FOR THE SWEET PASTRY:
In a large bowl, whisk together flour and baking powder. Whisk eggs in another large bowl adding sugar and sunflower oil until smooth. Gradually add farro flour and vanilla baking powder mix, stirring with a fork, until dough is smooth and stiff.
Once the dough is ready roll it out making a 1.5cm pastry sheet as base for creating the base for the tart.
Brush the tart pan with the butter. Shake off the excess.
Press the dough at the bottom and sides of the tart pan.
Pass a rolling pin or a knife to top of the tart pan to cut off the edges.
Using a fork, prick the bottom of the dough to prevent bubbles.
Pour the jam on the dough then flatten with the back of a spoon.
With the excess dough, create some strips using a pastry cutter.
Make a lattice (or however you want to form it) on the tart.
Bake the tart in a preheated oven for 35–40 minutes in 180 Degrees Celsius (or until golden).
Let it cool and serve it.
Grown in the area around Modena since the 19th century, this cherry variety began to be widely sold in the early years of the 1900s.
Though known as the Moretta di Vignola, in different places it can also be called ciliegia mora, Mora di Vignola, ciliegia nera or simply “ciliegia” to distinguish it from the firm-fleshed variety also found in the area, generically known as “duroni.”
The fruits are of average size, the skin is thin, shiny and, when the fruits are completely ripe, almost black in color. The dark blackish-red flesh is tender and very juicy, with a sweet, slightly tart and very aromatic flavor.
Passionate for food & travel, I loved living in China for 12 years and exploring a different culture. I had the opportunity to discover new flavors and unknown ingredients in the cooking process and became inspired in my own recipes. Tradition though is still an important part of my life. Tradition is the origin of my passion, it’s where everything came from: looking at my Nonna cooking in a tiny kitchen in a little village in Italy’s Emilia-Romagna Region is where my love of food was born.
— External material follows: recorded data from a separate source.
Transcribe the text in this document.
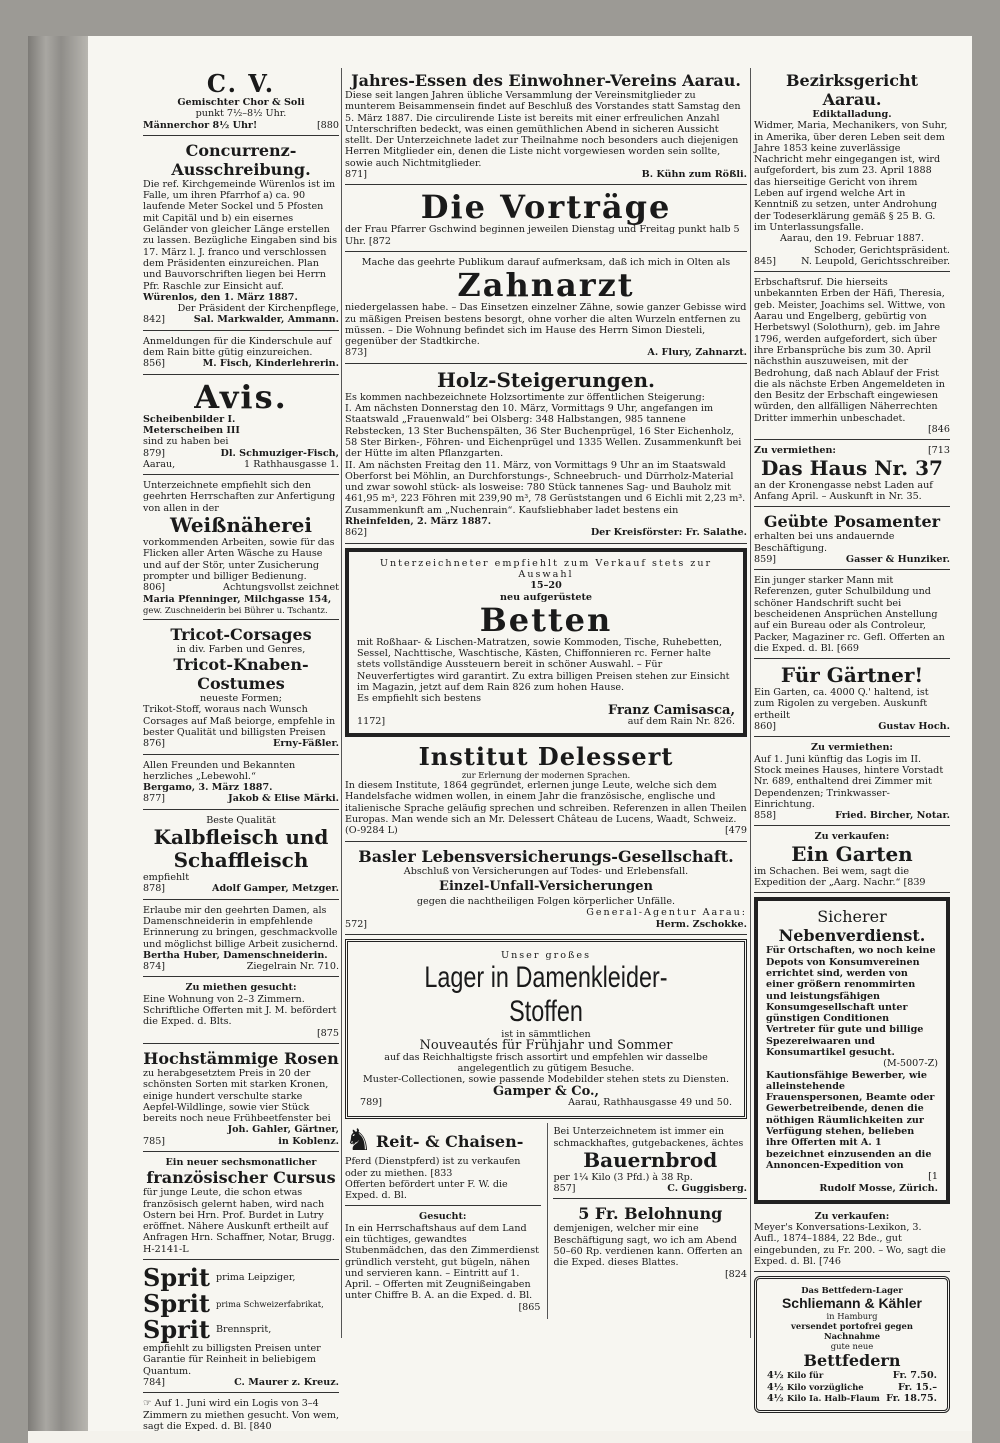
C. V.
Gemischter Chor & Soli
punkt 7½–8½ Uhr.
Männerchor 8½ Uhr!	[880
Concurrenz-Ausschreibung.
Die ref. Kirchgemeinde Würenlos ist im Falle, um ihren Pfarrhof a) ca. 90 laufende Meter Sockel und 5 Pfosten mit Capitäl und b) ein eisernes Geländer von gleicher Länge erstellen zu lassen. Bezügliche Eingaben sind bis 17. März l. J. franco und verschlossen dem Präsidenten einzureichen. Plan und Bauvorschriften liegen bei Herrn Pfr. Raschle zur Einsicht auf.
Würenlos, den 1. März 1887.
Der Präsident der Kirchenpflege,
842]	Sal. Markwalder, Ammann.
Anmeldungen für die Kinderschule auf dem Rain bitte gütig einzureichen.
856]	M. Fisch, Kinderlehrerin.
Avis.
Scheibenbilder I.
Meterscheiben III
sind zu haben bei
879]	Dl. Schmuziger-Fisch,
Aarau,	1 Rathhausgasse 1.
Unterzeichnete empfiehlt sich den geehrten Herrschaften zur Anfertigung von allen in der
Weißnäherei
vorkommenden Arbeiten, sowie für das Flicken aller Arten Wäsche zu Hause und auf der Stör, unter Zusicherung prompter und billiger Bedienung.
806]	Achtungsvollst zeichnet
Maria Pfenninger, Milchgasse 154,
gew. Zuschneiderin bei Bührer u. Tschantz.
Tricot-Corsages
in div. Farben und Genres,
Tricot-Knaben-Costumes
neueste Formen;
Trikot-Stoff, woraus nach Wunsch Corsages auf Maß beiorge, empfehle in bester Qualität und billigsten Preisen
876]	Erny-Fäßler.
Allen Freunden und Bekannten herzliches „Lebewohl.“
Bergamo, 3. März 1887.
877]	Jakob & Elise Märki.
Beste Qualität
Kalbfleisch und Schaffleisch
empfiehlt
878]	Adolf Gamper, Metzger.
Erlaube mir den geehrten Damen, als Damenschneiderin in empfehlende Erinnerung zu bringen, geschmackvolle und möglichst billige Arbeit zusichernd.
Bertha Huber, Damenschneiderin.
874]	Ziegelrain Nr. 710.
Zu miethen gesucht:
Eine Wohnung von 2–3 Zimmern. Schriftliche Offerten mit J. M. befördert die Exped. d. Blts.
[875
Hochstämmige Rosen
zu herabgesetztem Preis in 20 der schönsten Sorten mit starken Kronen, einige hundert verschulte starke Aepfel-Wildlinge, sowie vier Stück bereits noch neue Frühbeetfenster bei
Joh. Gahler, Gärtner,
785]	in Koblenz.
Ein neuer sechsmonatlicher
französischer Cursus
für junge Leute, die schon etwas französisch gelernt haben, wird nach Ostern bei Hrn. Prof. Burdet in Lutry eröffnet. Nähere Auskunft ertheilt auf Anfragen Hrn. Schaffner, Notar, Brugg. H-2141-L
Sprit prima Leipziger,
Sprit prima Schweizerfabrikat,
Sprit Brennsprit,
empfiehlt zu billigsten Preisen unter Garantie für Reinheit in beliebigem Quantum.
784]	C. Maurer z. Kreuz.
☞ Auf 1. Juni wird ein Logis von 3–4 Zimmern zu miethen gesucht. Von wem, sagt die Exped. d. Bl. [840
Jahres-Essen des Einwohner-Vereins Aarau.
Diese seit langen Jahren übliche Versammlung der Vereinsmitglieder zu munterem Beisammensein findet auf Beschluß des Vorstandes statt Samstag den 5. März 1887. Die circulirende Liste ist bereits mit einer erfreulichen Anzahl Unterschriften bedeckt, was einen gemüthlichen Abend in sicheren Aussicht stellt. Der Unterzeichnete ladet zur Theilnahme noch besonders auch diejenigen Herren Mitglieder ein, denen die Liste nicht vorgewiesen worden sein sollte, sowie auch Nichtmitglieder.
871]	B. Kühn zum Rößli.
Die Vorträge
der Frau Pfarrer Gschwind beginnen jeweilen Dienstag und Freitag punkt halb 5 Uhr. [872
Mache das geehrte Publikum darauf aufmerksam, daß ich mich in Olten als
Zahnarzt
niedergelassen habe. – Das Einsetzen einzelner Zähne, sowie ganzer Gebisse wird zu mäßigen Preisen bestens besorgt, ohne vorher die alten Wurzeln entfernen zu müssen. – Die Wohnung befindet sich im Hause des Herrn Simon Diesteli, gegenüber der Stadtkirche.
873]	A. Flury, Zahnarzt.
Holz-Steigerungen.
Es kommen nachbezeichnete Holzsortimente zur öffentlichen Steigerung:
I. Am nächsten Donnerstag den 10. März, Vormittags 9 Uhr, angefangen im Staatswald „Frauenwald“ bei Olsberg: 348 Halbstangen, 985 tannene Rebstecken, 13 Ster Buchenspälten, 36 Ster Buchenprügel, 16 Ster Eichenholz, 58 Ster Birken-, Föhren- und Eichenprügel und 1335 Wellen. Zusammenkunft bei der Hütte im alten Pflanzgarten.
II. Am nächsten Freitag den 11. März, von Vormittags 9 Uhr an im Staatswald Oberforst bei Möhlin, an Durchforstungs-, Schneebruch- und Dürrholz-Material und zwar sowohl stück- als losweise: 780 Stück tannenes Sag- und Bauholz mit 461,95 m³, 223 Föhren mit 239,90 m³, 78 Gerüststangen und 6 Eichli mit 2,23 m³. Zusammenkunft am „Nuchenrain“. Kaufsliebhaber ladet bestens ein
Rheinfelden, 2. März 1887.
862]	Der Kreisförster: Fr. Salathe.
Unterzeichneter empfiehlt zum Verkauf stets zur Auswahl
15–20
neu aufgerüstete
Betten
mit Roßhaar- & Lischen-Matratzen, sowie Kommoden, Tische, Ruhebetten, Sessel, Nachttische, Waschtische, Kästen, Chiffonnieren rc. Ferner halte stets vollständige Aussteuern bereit in schöner Auswahl. – Für Neuverfertigtes wird garantirt. Zu extra billigen Preisen stehen zur Einsicht im Magazin, jetzt auf dem Rain 826 zum hohen Hause.
Es empfiehlt sich bestens
Franz Camisasca,
1172]	auf dem Rain Nr. 826.
Institut Delessert
zur Erlernung der modernen Sprachen.
In diesem Institute, 1864 gegründet, erlernen junge Leute, welche sich dem Handelsfache widmen wollen, in einem Jahr die französische, englische und italienische Sprache geläufig sprechen und schreiben. Referenzen in allen Theilen Europas. Man wende sich an Mr. Delessert Château de Lucens, Waadt, Schweiz.
(O-9284 L)	[479
Basler Lebensversicherungs-Gesellschaft.
Abschluß von Versicherungen auf Todes- und Erlebensfall.
Einzel-Unfall-Versicherungen
gegen die nachtheiligen Folgen körperlicher Unfälle.
General-Agentur Aarau:
572]	Herm. Zschokke.
Unser großes
Lager in Damenkleider-Stoffen
ist in sämmtlichen
Nouveautés für Frühjahr und Sommer
auf das Reichhaltigste frisch assortirt und empfehlen wir dasselbe angelegentlich zu gütigem Besuche.
Muster-Collectionen, sowie passende Modebilder stehen stets zu Diensten.
Gamper & Co.,
789]	Aarau, Rathhausgasse 49 und 50.
♞ Reit- & Chaisen-
Pferd (Dienstpferd) ist zu verkaufen oder zu miethen. [833
Offerten befördert unter F. W. die Exped. d. Bl.
Gesucht:
In ein Herrschaftshaus auf dem Land ein tüchtiges, gewandtes Stubenmädchen, das den Zimmerdienst gründlich versteht, gut bügeln, nähen und servieren kann. – Eintritt auf 1. April. – Offerten mit Zeugnißeingaben unter Chiffre B. A. an die Exped. d. Bl.
[865
Bei Unterzeichnetem ist immer ein schmackhaftes, gutgebackenes, ächtes
Bauernbrod
per 1¼ Kilo (3 Pfd.) à 38 Rp.
857]	C. Guggisberg.
5 Fr. Belohnung
demjenigen, welcher mir eine Beschäftigung sagt, wo ich am Abend 50–60 Rp. verdienen kann. Offerten an die Exped. dieses Blattes.
[824
Bezirksgericht Aarau.
Ediktalladung.
Widmer, Maria, Mechanikers, von Suhr, in Amerika, über deren Leben seit dem Jahre 1853 keine zuverlässige Nachricht mehr eingegangen ist, wird aufgefordert, bis zum 23. April 1888 das hierseitige Gericht von ihrem Leben auf irgend welche Art in Kenntniß zu setzen, unter Androhung der Todeserklärung gemäß § 25 B. G. im Unterlassungsfalle.
Aarau, den 19. Februar 1887.
Schoder, Gerichtspräsident.
845]	N. Leupold, Gerichtsschreiber.
Erbschaftsruf. Die hierseits unbekannten Erben der Häfi, Theresia, geb. Meister, Joachims sel. Wittwe, von Aarau und Engelberg, gebürtig von Herbetswyl (Solothurn), geb. im Jahre 1796, werden aufgefordert, sich über ihre Erbansprüche bis zum 30. April nächsthin auszuweisen, mit der Bedrohung, daß nach Ablauf der Frist die als nächste Erben Angemeldeten in den Besitz der Erbschaft eingewiesen würden, den allfälligen Näherrechten Dritter immerhin unbeschadet.
[846
Zu vermiethen:	[713
Das Haus Nr. 37
an der Kronengasse nebst Laden auf Anfang April. – Auskunft in Nr. 35.
Geübte Posamenter
erhalten bei uns andauernde Beschäftigung.
859]	Gasser & Hunziker.
Ein junger starker Mann mit Referenzen, guter Schulbildung und schöner Handschrift sucht bei bescheidenen Ansprüchen Anstellung auf ein Bureau oder als Controleur, Packer, Magaziner rc. Gefl. Offerten an die Exped. d. Bl. [669
Für Gärtner!
Ein Garten, ca. 4000 Q.' haltend, ist zum Rigolen zu vergeben. Auskunft ertheilt
860]	Gustav Hoch.
Zu vermiethen:
Auf 1. Juni künftig das Logis im II. Stock meines Hauses, hintere Vorstadt Nr. 689, enthaltend drei Zimmer mit Dependenzen; Trinkwasser-Einrichtung.
858]	Fried. Bircher, Notar.
Zu verkaufen:
Ein Garten
im Schachen. Bei wem, sagt die Expedition der „Aarg. Nachr.“ [839
Sicherer
Nebenverdienst.
Für Ortschaften, wo noch keine Depots von Konsumvereinen errichtet sind, werden von einer größern renommirten und leistungsfähigen Konsumgesellschaft unter günstigen Conditionen Vertreter für gute und billige Spezereiwaaren und Konsumartikel gesucht.
(M-5007-Z)
Kautionsfähige Bewerber, wie alleinstehende Frauenspersonen, Beamte oder Gewerbetreibende, denen die nöthigen Räumlichkeiten zur Verfügung stehen, belieben ihre Offerten mit A. 1 bezeichnet einzusenden an die Annoncen-Expedition von
[1
Rudolf Mosse, Zürich.
Zu verkaufen:
Meyer's Konversations-Lexikon, 3. Aufl., 1874–1884, 22 Bde., gut eingebunden, zu Fr. 200. – Wo, sagt die Exped. d. Bl. [746
Das Bettfedern-Lager
Schliemann & Kähler
in Hamburg
versendet portofrei gegen Nachnahme
gute neue
Bettfedern
4½ Kilo für	Fr. 7.50.
4½ Kilo vorzügliche	Fr. 15.–
4½ Kilo Ia. Halb-Flaum Fr. 18.75.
Communication is another important asset of my philosophy: I love photography. I believe images have strong communication power in creating emotions. That’s why recipes will always be introduced by photos of my creations. Looking at pictures of my dishes will be a travel in time and space, entering the kitchen and enjoying the taste of authentic Italian creations.